Millionen Migranten hatten im März die Stadt verlassen, weil sie mit dem harten Lockdown der Regierung ihre Arbeit und oft sogar ihre Unterkunft verloren hatten. Die meisten machten sich auf, in ihre Dörfer zurückzukehren, doch weil es dort keine Arbeit gibt, sind fast alle inzwischen wieder nach
Neu Delhi und die anderen Großstädte zurückgekehrt.

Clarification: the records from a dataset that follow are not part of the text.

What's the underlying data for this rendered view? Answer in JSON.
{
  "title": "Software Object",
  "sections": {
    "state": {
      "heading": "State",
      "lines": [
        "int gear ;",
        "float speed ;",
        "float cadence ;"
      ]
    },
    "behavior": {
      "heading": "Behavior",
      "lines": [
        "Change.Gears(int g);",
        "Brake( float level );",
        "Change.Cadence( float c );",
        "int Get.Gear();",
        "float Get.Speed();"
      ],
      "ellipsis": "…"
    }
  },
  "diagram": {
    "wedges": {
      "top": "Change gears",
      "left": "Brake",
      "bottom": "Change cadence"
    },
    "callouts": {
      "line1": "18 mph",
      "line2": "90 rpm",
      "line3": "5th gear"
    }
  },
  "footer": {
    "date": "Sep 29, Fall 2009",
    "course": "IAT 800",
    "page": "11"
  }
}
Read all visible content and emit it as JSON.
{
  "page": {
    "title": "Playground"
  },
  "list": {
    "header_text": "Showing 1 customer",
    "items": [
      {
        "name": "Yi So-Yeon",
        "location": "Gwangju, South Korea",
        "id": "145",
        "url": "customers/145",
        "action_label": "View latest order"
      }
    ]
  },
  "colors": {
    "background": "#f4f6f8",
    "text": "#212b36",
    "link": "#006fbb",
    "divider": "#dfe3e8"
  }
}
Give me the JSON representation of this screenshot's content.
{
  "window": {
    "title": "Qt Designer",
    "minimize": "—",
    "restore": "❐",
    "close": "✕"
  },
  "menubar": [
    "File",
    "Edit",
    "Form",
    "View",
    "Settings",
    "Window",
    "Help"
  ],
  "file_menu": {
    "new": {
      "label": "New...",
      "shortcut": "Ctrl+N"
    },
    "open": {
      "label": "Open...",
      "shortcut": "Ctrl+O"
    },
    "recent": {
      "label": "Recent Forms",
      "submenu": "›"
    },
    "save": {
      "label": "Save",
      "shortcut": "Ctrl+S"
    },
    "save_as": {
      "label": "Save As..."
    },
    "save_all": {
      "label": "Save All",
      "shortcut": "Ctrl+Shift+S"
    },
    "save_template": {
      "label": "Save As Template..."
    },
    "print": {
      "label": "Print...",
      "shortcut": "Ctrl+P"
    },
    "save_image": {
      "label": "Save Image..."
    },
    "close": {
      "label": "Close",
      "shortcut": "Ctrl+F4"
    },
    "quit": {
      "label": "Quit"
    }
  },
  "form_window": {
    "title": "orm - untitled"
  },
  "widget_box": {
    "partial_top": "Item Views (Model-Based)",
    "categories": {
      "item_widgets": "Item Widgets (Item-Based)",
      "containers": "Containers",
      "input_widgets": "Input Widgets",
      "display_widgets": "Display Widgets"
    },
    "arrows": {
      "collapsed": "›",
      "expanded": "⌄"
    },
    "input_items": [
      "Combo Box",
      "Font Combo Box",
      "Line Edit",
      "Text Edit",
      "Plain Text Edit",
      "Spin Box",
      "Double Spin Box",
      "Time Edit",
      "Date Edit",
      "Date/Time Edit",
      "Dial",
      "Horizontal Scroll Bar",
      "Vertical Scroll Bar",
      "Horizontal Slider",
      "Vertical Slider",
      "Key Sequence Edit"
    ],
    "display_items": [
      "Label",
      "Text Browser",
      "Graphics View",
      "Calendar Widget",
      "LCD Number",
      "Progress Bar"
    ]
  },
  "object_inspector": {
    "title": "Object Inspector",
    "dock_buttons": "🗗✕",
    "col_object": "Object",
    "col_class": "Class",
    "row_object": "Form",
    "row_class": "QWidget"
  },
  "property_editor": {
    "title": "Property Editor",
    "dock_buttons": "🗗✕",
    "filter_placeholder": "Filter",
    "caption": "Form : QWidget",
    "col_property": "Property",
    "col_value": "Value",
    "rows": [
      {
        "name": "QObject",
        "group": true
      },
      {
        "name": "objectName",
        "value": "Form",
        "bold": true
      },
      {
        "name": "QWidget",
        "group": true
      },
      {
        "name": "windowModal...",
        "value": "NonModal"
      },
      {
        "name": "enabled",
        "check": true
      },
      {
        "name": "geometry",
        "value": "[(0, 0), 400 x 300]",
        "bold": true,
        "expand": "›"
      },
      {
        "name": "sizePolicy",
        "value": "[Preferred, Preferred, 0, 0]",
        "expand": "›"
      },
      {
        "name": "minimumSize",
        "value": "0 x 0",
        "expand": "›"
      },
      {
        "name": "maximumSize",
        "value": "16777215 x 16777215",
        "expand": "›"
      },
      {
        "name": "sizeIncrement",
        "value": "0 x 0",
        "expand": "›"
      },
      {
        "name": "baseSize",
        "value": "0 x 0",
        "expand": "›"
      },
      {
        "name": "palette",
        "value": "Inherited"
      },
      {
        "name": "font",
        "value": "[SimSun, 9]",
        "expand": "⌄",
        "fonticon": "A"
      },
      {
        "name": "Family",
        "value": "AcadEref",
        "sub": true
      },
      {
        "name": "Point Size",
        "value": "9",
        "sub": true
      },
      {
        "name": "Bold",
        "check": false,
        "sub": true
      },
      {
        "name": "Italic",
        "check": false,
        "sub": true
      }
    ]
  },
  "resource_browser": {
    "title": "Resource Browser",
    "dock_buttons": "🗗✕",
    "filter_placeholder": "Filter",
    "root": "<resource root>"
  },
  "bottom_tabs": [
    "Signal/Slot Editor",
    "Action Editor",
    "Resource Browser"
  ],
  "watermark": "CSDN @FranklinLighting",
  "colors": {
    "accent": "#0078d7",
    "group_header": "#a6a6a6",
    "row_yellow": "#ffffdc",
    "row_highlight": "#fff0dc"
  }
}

Anders als die Finanzmetropole Mumbai, die schon früh wissenschaftliche Erhebungen in den Armenviertels gemacht und Unterstützung geleistet hat, ist in Delhi wenig bekannt darüber, wie und wo das Virus sich in der Stadt genau verbreitet. Schätzungen zufolge haben bis Ende September zwischen 40 und 60 Prozent der Bevölkerung von Neu Delhi eine Corona-Infektion durchgemacht. Doch wenn die Erfahrungen aus Mumbai ein Anhaltspunkt sind, so verbreitet sich das Virus sehr ungleich in der Stadt. Während in den Slums zwischen 50 und 80 Prozent der Bewohner Corona-Antikörper haben, weil sie bereits eine Infektion durchgemacht haben, so liegt der Prozentsatz in reicheren Vierteln bei nur ein paar Prozent. Dieser Teil der Bevölkerung sei weiterhin gefährdet, auch wenn die Gesamtzahl der Infektionen in der Stadt hoch sei, schreibt der Londoner Mathematiker Murad Banaji, der sich mit Modellberechnungen zur Krankheitsverbreitung beschäftigt. Wenn das Virus sich dort plötzlich verbreite, führe dies zu einer Beschleunigung der Epidemie, so Banaji.
Warten auf den Impfstoff
Die Hoffnung auf eine Impfung ist daher groß. Indien verzeichnet bislang insgesamt mehr als 9,5 Millionen Corona-Infektionen und fast 140 000 Todesfälle. Am Donnerstag meldete das Gesundheitsministerium 35 551 neue Ansteckungen. Indiens Gesundheitsminister Harsh Vardhan hat bereits verlauten lassen, er wolle im Sommert 2021 zwischen 250 und 300 Millionen Menschen geimpft haben. Dies ist immer noch vergleichsweise wenig für eine Bevölkerung von über 1,3 Milliarden Menschen. Im Moment vertritt Indiens
Regierung jedoch die Meinung, dass nicht ganz Indien immunisiert werden muss, um die Übertragung des Virus zu verhindern. „Wissenschaft ist die einzige Exit-Strategie bei Covid-19“, betonte Vardhan kürzlich in einem Interview.
Das Land ist weltweit der größte Impfstoffhersteller der Welt und hat sich 1,6 Milliarden Dosen Impfstoff gesichert. Laut einer Erhebung der Duke University setzt Indien hauptsächlich auf das Präparat der Firma Novavax mit einer Milliarde Dosen, gefolgt vom Vakzin der Universität Oxford und des Pharma-Konzerns Astrazeneca mit einer halben Milliarde Dosen. Beide Impfstoffe können in einem herkömmlichen Kühlschrank gelagert werden und eignen sich daher für Länder wie Indien, in denen Kühlketten und Lagerung bei konstanten Temperaturen eine Herausforderung darstellen.